But I still don't really buy this I mean we're talking ppb or less with a lot of these elements, thats really less than a seasonal fluctuation in a water supply.

I really can't say much more since I've moved to a TMG+Flourish Fe cocktail over concerns about iron. I was concerned about the level of other stuff I needed to add to get adequate iron levels to my plant, so I'm not using the Flourish line exclusively anymore.

Jeff


----------



## jerseyjay (Jan 25, 2004)

Just to follow up on Flourish Trace addition with real example. 

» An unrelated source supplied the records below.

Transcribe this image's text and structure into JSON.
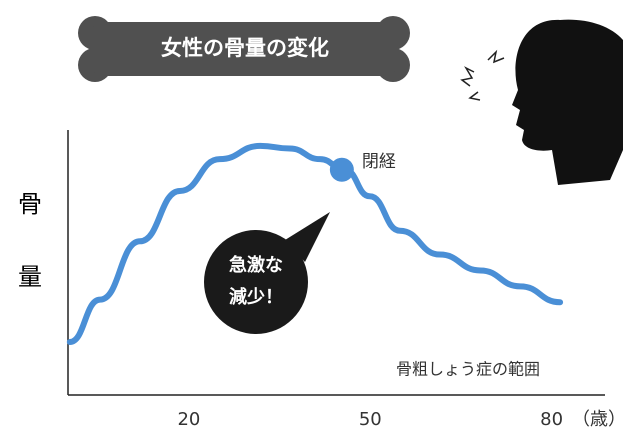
{
  "chart_data": {
    "type": "line",
    "title": "女性の骨量の変化",
    "y_label": [
      "骨",
      "量"
    ],
    "x_unit": "（歳）",
    "x": [
      0.3,
      5.3,
      11.9,
      18.5,
      25.1,
      31.8,
      36.7,
      41.7,
      45.8,
      49.9,
      54.9,
      61.5,
      68.2,
      74.8,
      81.4
    ],
    "values": [
      20,
      36,
      58,
      77,
      89,
      94,
      93,
      89,
      85,
      75,
      62,
      53,
      47,
      41,
      35
    ],
    "color": "#4a8fd6",
    "xlim": [
      0,
      88
    ],
    "ylim": [
      0,
      100
    ],
    "xticks": [
      20,
      50,
      80
    ],
    "annotations": {
      "menopause": {
        "label": "閉経",
        "x": 45.3,
        "y": 85
      },
      "sharp_drop": [
        "急激な",
        "減少！"
      ],
      "osteoporosis": "骨粗しょう症の範囲"
    }
  }
}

I have 75G african cichlid tank with Anubias sp., Cryptocoryne sp. and Microsorum pteropus and do weekly or every other week ~30% water changes. My plants are very healthy with addition on trace elements through water changes. No fertilizer is provided. :idea:


----------



## gpodio (Feb 4, 2004)

Just like Jay's tank, my 90 gallon low light tank relies on water changes for trace elements in the water plus some Flourish tabs in the substrate. A high light tank on the other hand will require more than what tap water can provide.

I think I'd much rather see a Flourish without iron than Flourish Trace, in my case I have plenty of iron and have to watch my Flourish dosing to avoid excessive FE levels which always give me an increase in durt and green spot algae.

If you look closely at the numbers however, F. Trace has very small amounts of traces, only zink and copper are present in a comparable amount, which is actually somewhat scary... Perhaps it's just a zink supplement... :wink: 

Giancarlo Podio


----------